As blogging's popularity rises, some major companies, including Sun Microsystems and IBM, are encouraging employees to contribute to company-backed Websites. Some even let them rant — Microsoft's Robert Scoble, for example, a popular blogger who stepped down this past summer to work at video-blogging start-up PodTech.net. The one requirement: keep the company's confidential information confidential.
But some employees may be stepping over the line, according to a recent survey by Proofpoint, an E-mail-security-software provider. Nearly 1 in 10 companies has investigated the exposure of material financial information via a blog or message board in the past year, reports the study of 294 respondents. In one case, Google fired an employee just 11 days after he started a blog in which he cited the strong financial growth of the company.
Companies are mistaken if they think blogs don't risk the release of sensitive information, says Michael Weider, CTO of Watchfire, a Website-security firm based in Waltham, Mass. Instead, he says, the first line of defense should be a strongly worded policy for company blogs as well as for personal blogs that employees may write in their spare time.
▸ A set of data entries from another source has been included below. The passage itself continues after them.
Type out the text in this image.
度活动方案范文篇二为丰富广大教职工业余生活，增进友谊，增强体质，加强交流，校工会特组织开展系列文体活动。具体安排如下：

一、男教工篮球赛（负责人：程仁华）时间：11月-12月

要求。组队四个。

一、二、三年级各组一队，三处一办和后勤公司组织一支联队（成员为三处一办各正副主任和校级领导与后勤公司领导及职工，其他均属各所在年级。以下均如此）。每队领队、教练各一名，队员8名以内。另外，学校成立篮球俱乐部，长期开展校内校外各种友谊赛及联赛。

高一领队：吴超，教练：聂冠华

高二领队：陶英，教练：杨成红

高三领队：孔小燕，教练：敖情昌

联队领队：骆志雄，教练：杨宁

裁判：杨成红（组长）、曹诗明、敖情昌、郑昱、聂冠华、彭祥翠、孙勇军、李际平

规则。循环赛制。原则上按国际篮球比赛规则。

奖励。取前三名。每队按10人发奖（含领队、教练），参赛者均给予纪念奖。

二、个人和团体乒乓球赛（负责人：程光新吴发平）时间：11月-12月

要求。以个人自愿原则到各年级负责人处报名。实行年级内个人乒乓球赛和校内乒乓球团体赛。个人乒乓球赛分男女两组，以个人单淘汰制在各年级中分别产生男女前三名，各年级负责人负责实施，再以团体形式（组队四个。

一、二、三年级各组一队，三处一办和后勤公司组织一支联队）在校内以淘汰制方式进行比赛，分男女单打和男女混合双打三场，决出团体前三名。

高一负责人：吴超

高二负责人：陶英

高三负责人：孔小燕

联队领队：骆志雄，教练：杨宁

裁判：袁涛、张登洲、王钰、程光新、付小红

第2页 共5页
IBM's blogging policy, for example, is extensive, including the caveat "You must not comment on confidential financial information such as IBM's future business performance, business plans, or prospects anywhere in the world." Such parameters help employees avoid being fired for dishing about their workplaces — cases of which have been reported at Wells Fargo and social-networking site Friendster in the past three years. In 2004, a Kmart employee was fired after his attempt to post positive information about the Thanksgiving shopping weekend revealed internal sales data.
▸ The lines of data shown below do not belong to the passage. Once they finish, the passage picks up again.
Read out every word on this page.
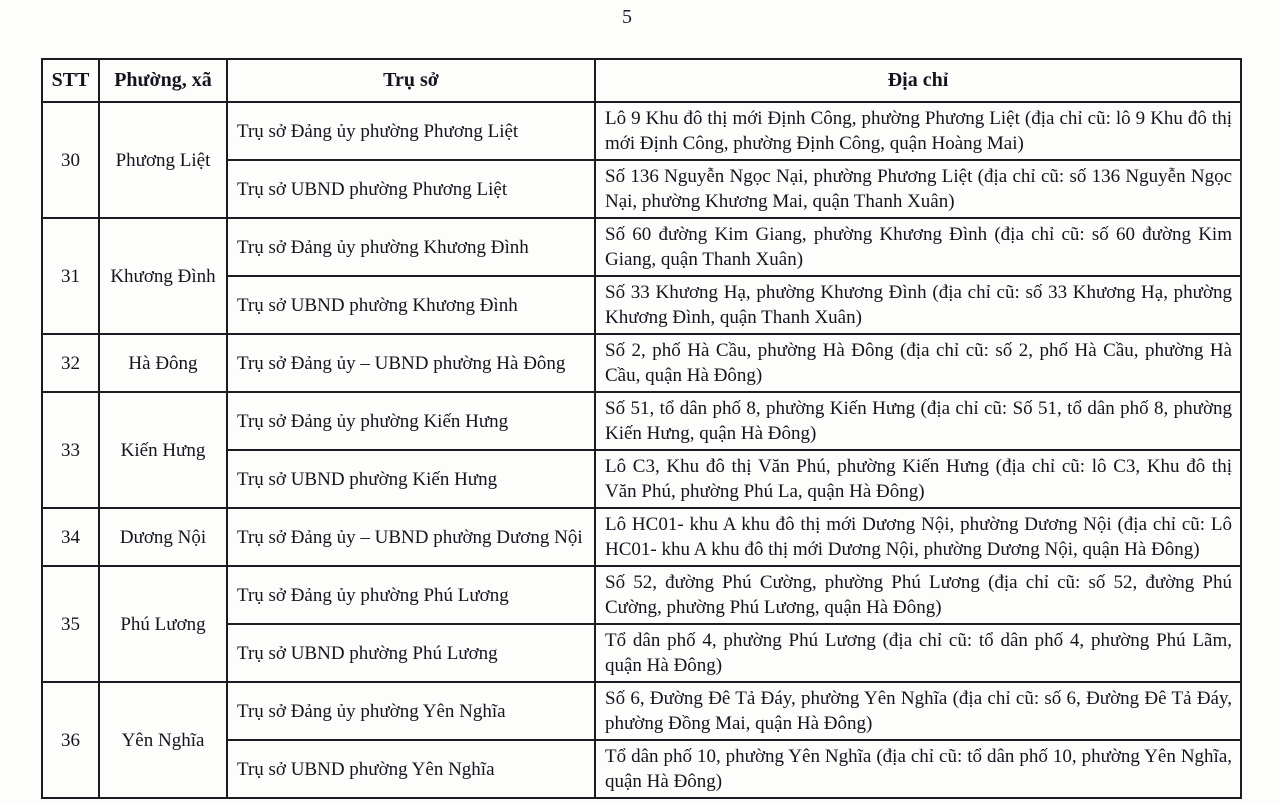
5
STT	Phường, xã	Trụ sở	Địa chỉ
30	Phương Liệt	Trụ sở Đảng ủy phường Phương Liệt	Lô 9 Khu đô thị mới Định Công, phường Phương Liệt (địa chỉ cũ: lô 9 Khu đô thị mới Định Công, phường Định Công, quận Hoàng Mai)
		Trụ sở UBND phường Phương Liệt	Số 136 Nguyễn Ngọc Nại, phường Phương Liệt (địa chỉ cũ: số 136 Nguyễn Ngọc Nại, phường Khương Mai, quận Thanh Xuân)
31	Khương Đình	Trụ sở Đảng ủy phường Khương Đình	Số 60 đường Kim Giang, phường Khương Đình (địa chỉ cũ: số 60 đường Kim Giang, quận Thanh Xuân)
		Trụ sở UBND phường Khương Đình	Số 33 Khương Hạ, phường Khương Đình (địa chỉ cũ: số 33 Khương Hạ, phường Khương Đình, quận Thanh Xuân)
32	Hà Đông	Trụ sở Đảng ủy – UBND phường Hà Đông	Số 2, phố Hà Cầu, phường Hà Đông (địa chỉ cũ: số 2, phố Hà Cầu, phường Hà Cầu, quận Hà Đông)
33	Kiến Hưng	Trụ sở Đảng ủy phường Kiến Hưng	Số 51, tổ dân phố 8, phường Kiến Hưng (địa chỉ cũ: Số 51, tổ dân phố 8, phường Kiến Hưng, quận Hà Đông)
		Trụ sở UBND phường Kiến Hưng	Lô C3, Khu đô thị Văn Phú, phường Kiến Hưng (địa chỉ cũ: lô C3, Khu đô thị Văn Phú, phường Phú La, quận Hà Đông)
34	Dương Nội	Trụ sở Đảng ủy – UBND phường Dương Nội	Lô HC01- khu A khu đô thị mới Dương Nội, phường Dương Nội (địa chỉ cũ: Lô HC01- khu A khu đô thị mới Dương Nội, phường Dương Nội, quận Hà Đông)
35	Phú Lương	Trụ sở Đảng ủy phường Phú Lương	Số 52, đường Phú Cường, phường Phú Lương (địa chỉ cũ: số 52, đường Phú Cường, phường Phú Lương, quận Hà Đông)
		Trụ sở UBND phường Phú Lương	Tổ dân phố 4, phường Phú Lương (địa chỉ cũ: tổ dân phố 4, phường Phú Lãm, quận Hà Đông)
36	Yên Nghĩa	Trụ sở Đảng ủy phường Yên Nghĩa	Số 6, Đường Đê Tả Đáy, phường Yên Nghĩa (địa chỉ cũ: số 6, Đường Đê Tả Đáy, phường Đồng Mai, quận Hà Đông)
		Trụ sở UBND phường Yên Nghĩa	Tổ dân phố 10, phường Yên Nghĩa (địa chỉ cũ: tổ dân phố 10, phường Yên Nghĩa, quận Hà Đông)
It's not always employees whose online postings put companies in a tough spot: Earlier this year, the Securities and Exchange Commission settled a case against William A. Day, a business owner accused of insider trading. In 2002, Day allegedly posted a coded note online revealing that medical-device company Smith & Nephew planned to acquire all outstanding shares of Oratec Interventions. Subsequently, he bought and sold thousands of Oratec common shares in a three-day period. The acquisition was publicly announced about 24 hours after Day's posting.